A little more than 40 years after Sam Shepard and Patti Smith premiered their play Cowboy Mouth at The American Place Theatre in midtown, the work is being revived by One Old Crow Productions in a small space above Lucky Cheng’s Cabaret on the Lower East Side and after all these years, it’s hard not to see the work in a new context. In 1971 Shepard and Smith created and performed the piece which was pulled from their own relationship among other things in a world where they were almost unknown and now that they’ve both taken on a somewhat legendary status it’s insightful to see their words, fears, and torment knowing what they’ve become.
The play, directed by Leah Benavides and featuring Diana Beshara who does a good job channeling Patti Smith’s spirit as Cavale, Geoffrey Pomeroy who seems a natural as Slim, and Matthew Mark Stannah as the mysterious Lobster Man is astonishingly intimate with only 15 audience members, each with their complimentary glass of wine, per performance who are seated on couches and chairs in the back of a very authentic, grungy apartment.

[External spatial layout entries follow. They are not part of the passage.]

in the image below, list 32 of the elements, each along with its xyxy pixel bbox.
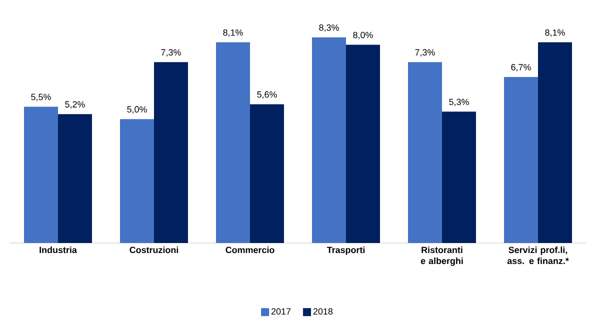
data-label: 8,3% <box>319 24 339 32</box>
bar <box>346 44 380 243</box>
data-label: 7,3% <box>415 49 435 57</box>
bar <box>442 112 476 243</box>
data-label: 6,7% <box>511 64 531 72</box>
data-label: 5,0% <box>127 106 147 114</box>
bar <box>216 42 250 243</box>
data-label: 8,1% <box>223 29 243 37</box>
bar <box>312 37 346 243</box>
data-label: 7,3% <box>161 49 181 57</box>
bar <box>504 76 538 243</box>
bar <box>58 114 92 243</box>
x-tick-label: Servizi prof.li, ass. e finanz.* <box>507 246 569 264</box>
bar <box>250 104 284 243</box>
bar <box>24 106 58 243</box>
x-tick-label: Industria <box>40 246 77 254</box>
data-label: 5,3% <box>449 98 469 106</box>
bar <box>538 42 572 243</box>
bar <box>120 119 154 243</box>
x-tick-label: Costruzioni <box>130 246 178 254</box>
bar <box>408 62 442 243</box>
legend-label: 2018 <box>313 308 333 315</box>
legend-label: 2017 <box>272 308 291 315</box>
data-label: 8,0% <box>353 32 373 40</box>
data-label: 8,1% <box>545 29 565 37</box>
bar <box>154 62 188 243</box>
x-tick-label: Ristoranti e alberghi <box>420 246 463 266</box>
x-tick-label: Commercio <box>226 246 274 254</box>
data-label: 5,6% <box>257 91 277 99</box>
data-label: 5,2% <box>65 101 85 109</box>
data-label: 5,5% <box>31 94 51 102</box>
x-tick-label: Trasporti <box>326 246 365 255</box>
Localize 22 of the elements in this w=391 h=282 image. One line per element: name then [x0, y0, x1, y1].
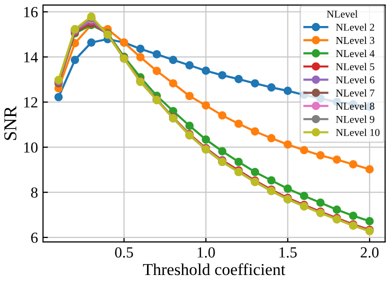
legend-label: NLevel 3 [336, 36, 374, 44]
legend-label: NLevel 10 [336, 128, 380, 136]
x-tick-label: 2.0 [360, 247, 379, 258]
y-tick-label: 6 [31, 232, 38, 243]
y-tick-label: 16 [24, 7, 38, 18]
legend-label: NLevel 5 [336, 62, 374, 70]
x-tick-label: 0.5 [115, 247, 133, 258]
x-tick-label: 1.0 [198, 247, 215, 258]
y-tick-label: 12 [24, 97, 38, 108]
legend-label: NLevel 8 [336, 102, 374, 110]
y-tick-label: 10 [24, 142, 38, 153]
x-axis-title: Threshold coefficient [143, 263, 286, 276]
y-tick-label: 8 [31, 187, 38, 198]
y-tick-label: 14 [24, 52, 38, 62]
legend-label: NLevel 4 [336, 50, 375, 58]
legend-label: NLevel 2 [336, 23, 374, 31]
legend-label: NLevel 6 [336, 76, 374, 84]
legend-label: NLevel 9 [336, 116, 374, 123]
x-tick-label: 1.5 [280, 247, 297, 258]
legend-title: NLevel [326, 10, 358, 18]
y-axis-title: SNR [4, 106, 16, 140]
legend-label: NLevel 7 [336, 89, 374, 97]
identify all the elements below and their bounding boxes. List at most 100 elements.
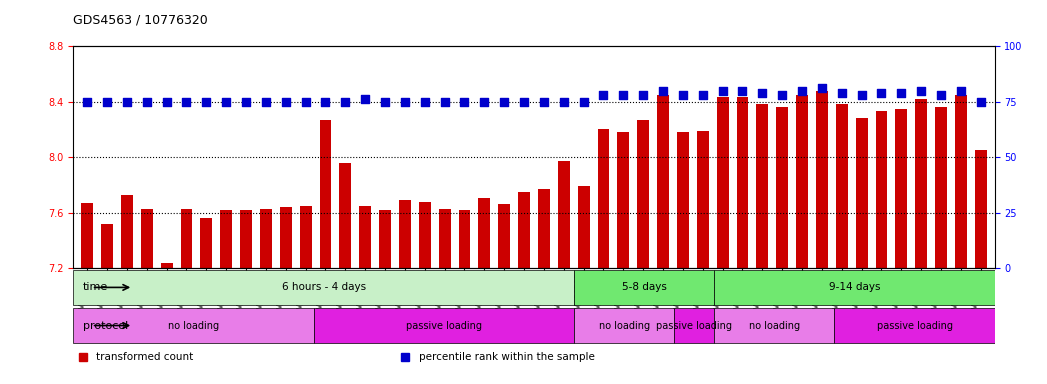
Point [893,90,910,96]
Point [476,99,493,105]
Point [456,99,473,105]
Bar [716,98,729,268]
Bar [498,204,510,268]
Bar [638,120,649,268]
FancyBboxPatch shape [73,308,314,343]
Bar [538,189,550,268]
Bar [299,206,312,268]
Bar [518,192,530,268]
Bar [419,202,430,268]
Point [118,99,135,105]
Point [317,99,334,105]
Bar [379,210,391,268]
Bar [756,104,768,268]
Bar [736,98,749,268]
Bar [160,263,173,268]
Bar [658,95,669,268]
Bar [260,209,272,268]
Bar [796,95,808,268]
Point [913,88,930,94]
Bar [439,209,450,268]
Bar [578,186,589,268]
Bar [915,99,928,268]
Text: protocol: protocol [83,321,128,331]
FancyBboxPatch shape [314,308,574,343]
Point [595,92,611,98]
Point [218,99,235,105]
Bar [339,163,352,268]
Bar [618,132,629,268]
Point [853,92,870,98]
Bar [121,195,133,268]
Point [496,99,513,105]
Point [873,90,890,96]
Bar [677,132,689,268]
Bar [598,129,609,268]
Text: no loading: no loading [749,321,800,331]
Bar [955,95,966,268]
Point [634,92,651,98]
Point [377,99,394,105]
Bar [895,109,908,268]
Point [973,99,989,105]
Point [774,92,790,98]
FancyBboxPatch shape [674,308,714,343]
Point [714,88,731,94]
Bar [558,161,570,268]
Text: GDS4563 / 10776320: GDS4563 / 10776320 [73,14,208,27]
Point [933,92,950,98]
Bar [220,210,232,268]
Point [198,99,215,105]
Point [794,88,810,94]
FancyBboxPatch shape [73,270,574,305]
Point [79,99,95,105]
Point [277,99,294,105]
Point [674,92,691,98]
Bar [478,197,490,268]
FancyBboxPatch shape [834,308,995,343]
Bar [280,207,292,268]
Bar [180,209,193,268]
Point [654,88,671,94]
Point [535,99,552,105]
Bar [140,209,153,268]
Bar [82,203,93,268]
Point [555,99,572,105]
Text: 6 hours - 4 days: 6 hours - 4 days [282,282,365,292]
Point [417,99,433,105]
Point [297,99,314,105]
Point [615,92,631,98]
Point [575,99,592,105]
Bar [836,104,848,268]
Point [814,85,830,91]
Point [397,99,414,105]
Text: passive loading: passive loading [656,321,732,331]
Bar [359,206,371,268]
Text: no loading: no loading [599,321,650,331]
Bar [319,120,332,268]
Bar [102,224,113,268]
Text: no loading: no loading [168,321,219,331]
Point [258,99,274,105]
Bar [459,210,470,268]
Bar [975,150,986,268]
Point [694,92,711,98]
Text: passive loading: passive loading [406,321,482,331]
Point [98,99,115,105]
Bar [816,91,828,268]
Text: transformed count: transformed count [96,352,194,362]
Point [516,99,533,105]
Bar [776,107,788,268]
Text: 9-14 days: 9-14 days [828,282,881,292]
Point [953,88,970,94]
FancyBboxPatch shape [574,308,674,343]
FancyBboxPatch shape [714,308,834,343]
Point [357,96,374,103]
Bar [935,107,946,268]
Bar [855,118,868,268]
Text: passive loading: passive loading [876,321,953,331]
FancyBboxPatch shape [714,270,995,305]
Point [337,99,354,105]
Point [138,99,155,105]
Bar [875,111,888,268]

Even with the abstract elements to the play it seems to incline quite a bit of autobiography from its authors and even though rock n roll isn’t the mighty church it was in the early seventies, the work lends itself in many ways to modern day thanks to their down and out thoughts of consumerism and fame.
Beyond being an interesting work, the play is a rewarding, worthwhile, and immersive theatrical experience and its three-week engagement runs through June 22.